Pros and Cons of Cloud Native to Consider Before Adoption

This is the second of a four-part series. Read Part 1.
Cloud native adoption isn’t something that can be done with a lift-shift migration. There’s much to learn and consider before taking the leap to ensure the cloud native environment can help with business and technical needs. For those who are early in their modernization journeys, this can mean learning the various cloud native terms, benefits, pitfalls and about how cloud native observability is essential to success.
To help, we’ve created a four-part primer around “getting started with cloud native.” These articles are designed to educate and help outline the what and why of cloud native architecture.
The previous article included a definition of cloud native, its connection to DevOps methodology and architectural elements. This article will cover the pros and cons of cloud native adoption and implementation.
Innovation Brings Complexity
A cloud native architecture speeds up application development since a large application can be broken into parts, and every part can be developed in parallel. That brings many benefits. But the complexity of cloud native apps makes it hard to see the relationship between various elements. That makes it harder to maintain performance, security and accuracy or diagnose problems in these areas when they arise.
So, let’s look at both the benefits and challenges of using a cloud native architecture.

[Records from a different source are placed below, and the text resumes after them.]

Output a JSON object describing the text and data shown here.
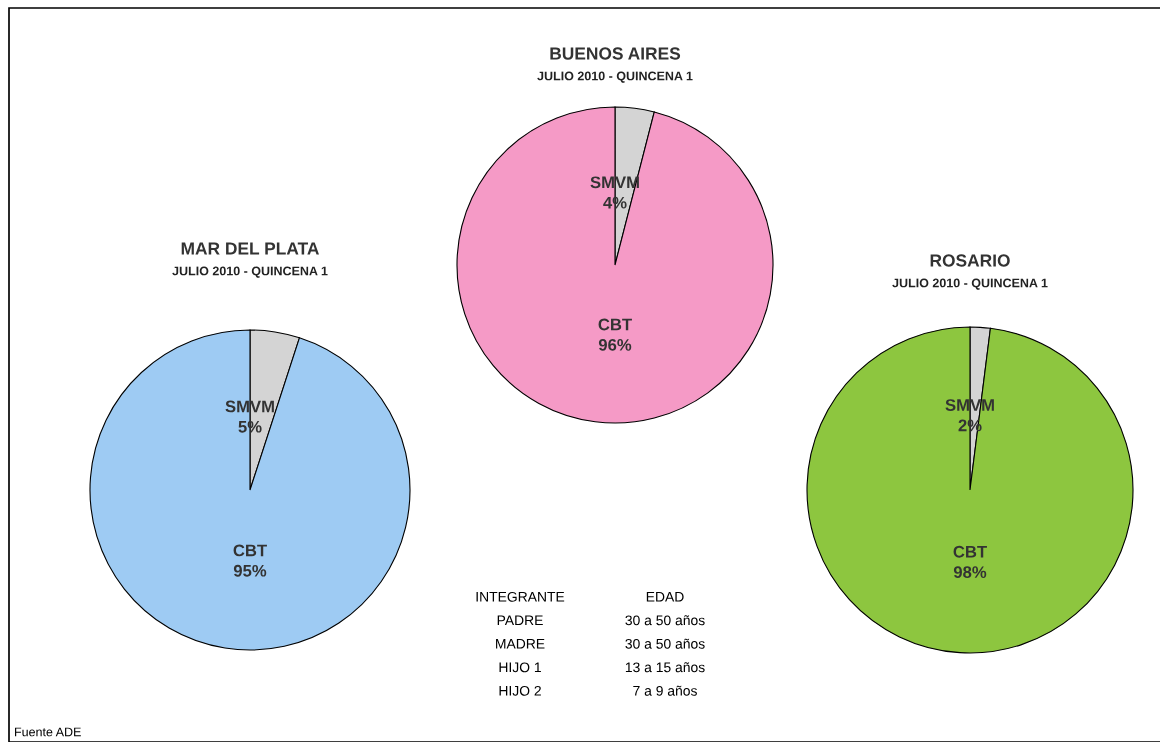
{
  "chart_data": [
    {
      "type": "pie",
      "title": "MAR DEL PLATA",
      "subtitle": "JULIO 2010 - QUINCENA 1",
      "categories": [
        "SMVM",
        "CBT"
      ],
      "values": [
        5,
        95
      ],
      "colors": [
        "#d4d4d4",
        "#9ecbf3"
      ],
      "value_labels": [
        "5%",
        "95%"
      ]
    },
    {
      "type": "pie",
      "title": "BUENOS AIRES",
      "subtitle": "JULIO 2010 - QUINCENA 1",
      "categories": [
        "SMVM",
        "CBT"
      ],
      "values": [
        4,
        96
      ],
      "colors": [
        "#d4d4d4",
        "#f59ac6"
      ],
      "value_labels": [
        "4%",
        "96%"
      ]
    },
    {
      "type": "pie",
      "title": "ROSARIO",
      "subtitle": "JULIO 2010 - QUINCENA 1",
      "categories": [
        "SMVM",
        "CBT"
      ],
      "values": [
        2,
        98
      ],
      "colors": [
        "#d4d4d4",
        "#8dc63f"
      ],
      "value_labels": [
        "2%",
        "98%"
      ]
    },
    {
      "type": "other",
      "categories": [
        "INTEGRANTE",
        "PADRE",
        "MADRE",
        "HIJO 1",
        "HIJO 2"
      ],
      "value_labels": [
        "EDAD",
        "30 a 50 años",
        "30 a 50 años",
        "13 a 15 años",
        "7 a 9 años"
      ],
      "annotations": [
        "Fuente ADE"
      ]
    }
  ]
}
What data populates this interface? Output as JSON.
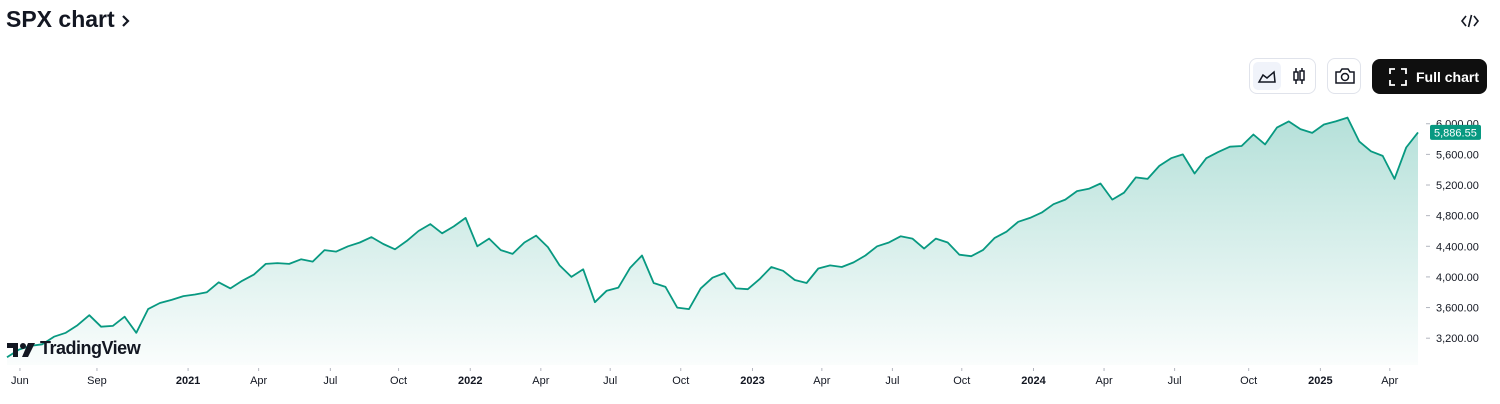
{
  "header": {
    "title": "SPX chart"
  },
  "toolbar": {
    "full_chart": "Full chart"
  },
  "watermark": "TradingView",
  "chart_data": {
    "type": "line",
    "color": "#089981",
    "values": [
      2950,
      3050,
      3100,
      3120,
      3220,
      3270,
      3370,
      3500,
      3350,
      3360,
      3480,
      3270,
      3580,
      3660,
      3700,
      3750,
      3770,
      3800,
      3930,
      3850,
      3950,
      4030,
      4170,
      4180,
      4170,
      4230,
      4200,
      4350,
      4330,
      4400,
      4450,
      4520,
      4430,
      4360,
      4470,
      4600,
      4690,
      4570,
      4660,
      4770,
      4400,
      4500,
      4350,
      4300,
      4450,
      4540,
      4390,
      4150,
      4000,
      4100,
      3670,
      3820,
      3860,
      4120,
      4280,
      3920,
      3870,
      3600,
      3580,
      3850,
      3990,
      4050,
      3850,
      3840,
      3970,
      4130,
      4080,
      3960,
      3920,
      4110,
      4150,
      4130,
      4190,
      4280,
      4400,
      4450,
      4530,
      4500,
      4370,
      4500,
      4450,
      4290,
      4270,
      4350,
      4510,
      4590,
      4720,
      4770,
      4840,
      4950,
      5010,
      5120,
      5150,
      5220,
      5010,
      5100,
      5300,
      5280,
      5450,
      5550,
      5600,
      5350,
      5550,
      5630,
      5700,
      5710,
      5860,
      5730,
      5950,
      6030,
      5930,
      5880,
      5990,
      6030,
      6080,
      5770,
      5640,
      5580,
      5280,
      5690,
      5886.55
    ],
    "value_labels": [
      null,
      null,
      null,
      null,
      null,
      null,
      null,
      null,
      null,
      null,
      null,
      null,
      null,
      null,
      null,
      null,
      null,
      null,
      null,
      null,
      null,
      null,
      null,
      null,
      null,
      null,
      null,
      null,
      null,
      null,
      null,
      null,
      null,
      null,
      null,
      null,
      null,
      null,
      null,
      null,
      null,
      null,
      null,
      null,
      null,
      null,
      null,
      null,
      null,
      null,
      null,
      null,
      null,
      null,
      null,
      null,
      null,
      null,
      null,
      null,
      null,
      null,
      null,
      null,
      null,
      null,
      null,
      null,
      null,
      null,
      null,
      null,
      null,
      null,
      null,
      null,
      null,
      null,
      null,
      null,
      null,
      null,
      null,
      null,
      null,
      null,
      null,
      null,
      null,
      null,
      null,
      null,
      null,
      null,
      null,
      null,
      null,
      null,
      null,
      null,
      null,
      null,
      null,
      null,
      null,
      null,
      null,
      null,
      null,
      null,
      null,
      null,
      null,
      null,
      null,
      null,
      null,
      null,
      null,
      null,
      "5,886.55"
    ],
    "xlim": [
      0,
      120
    ],
    "xticks": [
      {
        "value": 1.1,
        "label": "Jun"
      },
      {
        "value": 7.65,
        "label": "Sep"
      },
      {
        "value": 15.4,
        "label": "2021"
      },
      {
        "value": 21.4,
        "label": "Apr"
      },
      {
        "value": 27.5,
        "label": "Jul"
      },
      {
        "value": 33.3,
        "label": "Oct"
      },
      {
        "value": 39.4,
        "label": "2022"
      },
      {
        "value": 45.4,
        "label": "Apr"
      },
      {
        "value": 51.3,
        "label": "Jul"
      },
      {
        "value": 57.3,
        "label": "Oct"
      },
      {
        "value": 63.4,
        "label": "2023"
      },
      {
        "value": 69.3,
        "label": "Apr"
      },
      {
        "value": 75.3,
        "label": "Jul"
      },
      {
        "value": 81.2,
        "label": "Oct"
      },
      {
        "value": 87.3,
        "label": "2024"
      },
      {
        "value": 93.3,
        "label": "Apr"
      },
      {
        "value": 99.3,
        "label": "Jul"
      },
      {
        "value": 105.6,
        "label": "Oct"
      },
      {
        "value": 111.7,
        "label": "2025"
      },
      {
        "value": 117.6,
        "label": "Apr"
      }
    ],
    "ylim": [
      2850,
      6310
    ],
    "yticks": [
      {
        "value": 3200,
        "label": "3,200.00"
      },
      {
        "value": 3600,
        "label": "3,600.00"
      },
      {
        "value": 4000,
        "label": "4,000.00"
      },
      {
        "value": 4400,
        "label": "4,400.00"
      },
      {
        "value": 4800,
        "label": "4,800.00"
      },
      {
        "value": 5200,
        "label": "5,200.00"
      },
      {
        "value": 5600,
        "label": "5,600.00"
      },
      {
        "value": 6000,
        "label": "6,000.00"
      }
    ]
  }
}
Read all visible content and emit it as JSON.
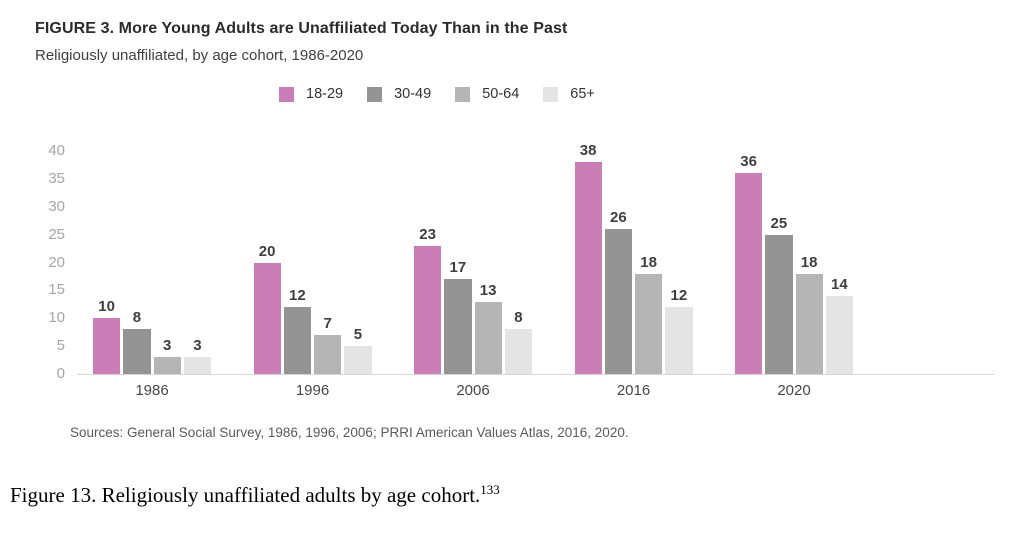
{
  "figure": {
    "title": "FIGURE 3. More Young Adults are Unaffiliated Today Than in the Past",
    "subtitle": "Religiously unaffiliated, by age cohort, 1986-2020",
    "sources": "Sources: General Social Survey, 1986, 1996, 2006; PRRI American Values Atlas, 2016, 2020.",
    "caption_text": "Figure 13. Religiously unaffiliated adults by age cohort.",
    "caption_footnote": "133"
  },
  "chart_data": {
    "type": "bar",
    "title": "FIGURE 3. More Young Adults are Unaffiliated Today Than in the Past",
    "subtitle": "Religiously unaffiliated, by age cohort, 1986-2020",
    "categories": [
      "1986",
      "1996",
      "2006",
      "2016",
      "2020"
    ],
    "series": [
      {
        "name": "18-29",
        "color": "#cb7db8",
        "values": [
          10,
          20,
          23,
          38,
          36
        ]
      },
      {
        "name": "30-49",
        "color": "#949494",
        "values": [
          8,
          12,
          17,
          26,
          25
        ]
      },
      {
        "name": "50-64",
        "color": "#b5b5b5",
        "values": [
          3,
          7,
          13,
          18,
          18
        ]
      },
      {
        "name": "65+",
        "color": "#e4e4e4",
        "values": [
          3,
          5,
          8,
          12,
          14
        ]
      }
    ],
    "ylim": [
      0,
      40
    ],
    "yticks": [
      0,
      5,
      10,
      15,
      20,
      25,
      30,
      35,
      40
    ],
    "grid": false,
    "data_labels": true,
    "legend_position": "top",
    "xlabel": "",
    "ylabel": ""
  }
}
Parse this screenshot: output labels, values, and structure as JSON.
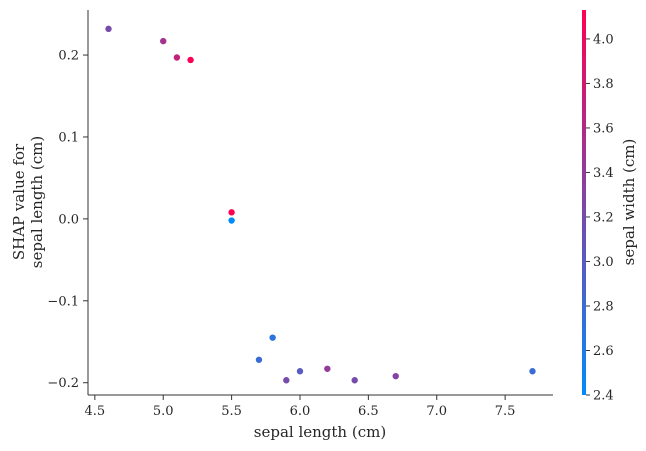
{
  "chart_data": {
    "type": "scatter",
    "title": "",
    "xlabel": "sepal length (cm)",
    "ylabel_lines": [
      "SHAP value for",
      "sepal length (cm)"
    ],
    "xlim": [
      4.45,
      7.85
    ],
    "ylim": [
      -0.215,
      0.255
    ],
    "xticks": [
      4.5,
      5.0,
      5.5,
      6.0,
      6.5,
      7.0,
      7.5
    ],
    "xtick_labels": [
      "4.5",
      "5.0",
      "5.5",
      "6.0",
      "6.5",
      "7.0",
      "7.5"
    ],
    "yticks": [
      -0.2,
      -0.1,
      0.0,
      0.1,
      0.2
    ],
    "ytick_labels": [
      "−0.2",
      "−0.1",
      "0.0",
      "0.1",
      "0.2"
    ],
    "grid": false,
    "points": [
      {
        "x": 4.6,
        "y": 0.232,
        "c": 3.2
      },
      {
        "x": 5.0,
        "y": 0.217,
        "c": 3.5
      },
      {
        "x": 5.1,
        "y": 0.197,
        "c": 3.7
      },
      {
        "x": 5.2,
        "y": 0.194,
        "c": 4.1
      },
      {
        "x": 5.5,
        "y": 0.008,
        "c": 4.2
      },
      {
        "x": 5.5,
        "y": -0.002,
        "c": 2.4
      },
      {
        "x": 5.8,
        "y": -0.145,
        "c": 2.7
      },
      {
        "x": 5.7,
        "y": -0.172,
        "c": 2.8
      },
      {
        "x": 6.0,
        "y": -0.186,
        "c": 3.0
      },
      {
        "x": 5.9,
        "y": -0.197,
        "c": 3.2
      },
      {
        "x": 6.2,
        "y": -0.183,
        "c": 3.4
      },
      {
        "x": 6.4,
        "y": -0.197,
        "c": 3.2
      },
      {
        "x": 6.7,
        "y": -0.192,
        "c": 3.3
      },
      {
        "x": 7.7,
        "y": -0.186,
        "c": 2.8
      }
    ],
    "colorbar": {
      "label": "sepal width (cm)",
      "range": [
        2.4,
        4.13
      ],
      "ticks": [
        2.4,
        2.6,
        2.8,
        3.0,
        3.2,
        3.4,
        3.6,
        3.8,
        4.0
      ],
      "tick_labels": [
        "2.4",
        "2.6",
        "2.8",
        "3.0",
        "3.2",
        "3.4",
        "3.6",
        "3.8",
        "4.0"
      ],
      "colors": [
        "#008bfb",
        "#ff0051"
      ]
    }
  }
}
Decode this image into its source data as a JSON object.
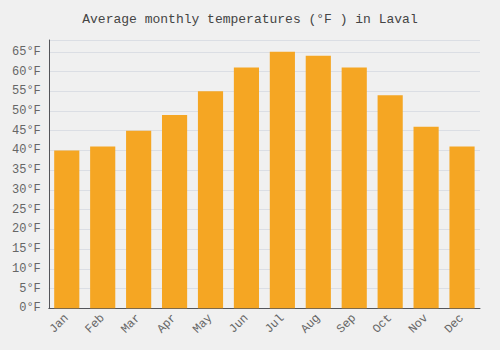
{
  "chart_data": {
    "type": "bar",
    "title": "Average monthly temperatures (°F ) in Laval",
    "categories": [
      "Jan",
      "Feb",
      "Mar",
      "Apr",
      "May",
      "Jun",
      "Jul",
      "Aug",
      "Sep",
      "Oct",
      "Nov",
      "Dec"
    ],
    "values": [
      40,
      41,
      45,
      49,
      55,
      61,
      65,
      64,
      61,
      54,
      46,
      41
    ],
    "color": "#F5A623",
    "ylim": [
      0,
      68
    ],
    "yticks": [
      {
        "value": 0,
        "label": "0°F"
      },
      {
        "value": 5,
        "label": "5°F"
      },
      {
        "value": 10,
        "label": "10°F"
      },
      {
        "value": 15,
        "label": "15°F"
      },
      {
        "value": 20,
        "label": "20°F"
      },
      {
        "value": 25,
        "label": "25°F"
      },
      {
        "value": 30,
        "label": "30°F"
      },
      {
        "value": 35,
        "label": "35°F"
      },
      {
        "value": 40,
        "label": "40°F"
      },
      {
        "value": 45,
        "label": "45°F"
      },
      {
        "value": 50,
        "label": "50°F"
      },
      {
        "value": 55,
        "label": "55°F"
      },
      {
        "value": 60,
        "label": "60°F"
      },
      {
        "value": 65,
        "label": "65°F"
      }
    ],
    "grid": true
  }
}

Empowering the Modern Business
Applications built using a cloud native architecture offer a faster time to market, more scalable, efficient development and improved reliability. Let’s look at the advantages in greater detail.
Faster Time to Market
A cloud native approach to developing applications speeds development times. The component nature of cloud native apps allows development to be distributed to multiple teams. And the work of these teams can be done independently. Each service owner can work on their component of the app simultaneously. One group is not dependent on another group finishing its part of the app before they can start on their own.
Additionally, cloud native apps allow components to be reused. So rather than creating a new frontend for every new app or a new “buy” capability, existing ones can be used on a new app. Reusing various elements greatly reduces the total amount of code that must be created for each new application.
Change one thing in the code for a monolithic structure, and it affects everything across the board. Microservices are independently deployed and don’t affect other services.
Efficiency
As noted, a cloud native approach lets smaller development teams work in parallel on a larger application. The idea is that a smaller team spends less time managing timetables, in meetings and keeping people up to date, and more time doing what needs to be done.
In such a work environment, these small teams access common company resources. That allows each team to benefit from cultural knowledge acquired over time throughout the organization. And naturally, the teams can work together, benefiting from each other’s best practices.
Scalability and Agility
In a cloud native environment, an organization can readily scale different functional areas of an application as needed. Specifically, running elements of a cloud native application on public clouds builds the capability to dynamically adjust compute, storage and other resources to match usage.
Adjustments can be to accommodate long-term trends or short-term changes. For instance, a retailer having a seasonal sale can increase the capacity of its shopping cart and search services to accommodate the surge in orders. Similarly, a financial institution seeing an increase in fraudulent activity may scale up machine learning fraud detection services.
If you run everything through one monolithic application, it’s hard to manage the massive scale of services and respond to changing market conditions as an application grows.
Reliability and Resiliency
Because cloud native systems are based on loosely coupled, interchangeable components, they are less vulnerable to a larger set of failures compared to the classical monolithic application. If one microservice fails, it rarely causes an application-wide outage, although it could degrade performance or functionality. Similarly, containers are designed to be ephemeral, and the failure of one node will have little to no impact on the operations of the cluster. In short, in cloud native environments, the “blast radius” is much smaller when a component fails. When something fails, a smaller set of services or functions may be affected, rather than the entire application.
Cloud Native Also Comes with Challenges
Competitive benefits notwithstanding, cloud native adoption comes with its own set of challenges. None are insurmountable thanks to modern tooling, but understanding what you’re getting into with microservices and containers will set you up for success on your cloud native journey.
Complexity Can Impede Engineer Productivity
The inherent design of microservices leads to significant complexity. Imagine a microservices architecture featuring thousands of interdependent services — it becomes much more difficult and time-consuming to isolate issues. Even visualizing these services and their connections is challenging, let alone wrapping your head around it. When microservices are so independent of each other, it’s not always easy to manage compatibility and other effects of different versions and workloads.
The infrastructure layer is not any simpler. Kubernetes is notoriously challenging to operate, in part because the ephemeral nature of containers means some may only live for a few seconds or minutes. There are many moving parts in a container orchestration system that all must be configured and maintained correctly.
All told, cloud native complexity places a new burden on engineers who are responsible for performance and reliability.
Unprecedented Observability Data Volume
With cloud native agility comes an explosion of observability data (metrics, logs, traces, events) that can slow down teams while they’re trying to solve customer-facing problems. Cloud native environments, especially as you start scaling them, emit massive amounts of observability data — somewhere between 10 and 100 times more than traditional VM-based environments. Each container emits the same volume of telemetry data as a VM, and scaling containers into the thousands and collecting more and more complex data (higher data cardinality) results in data volume becoming unmanageable.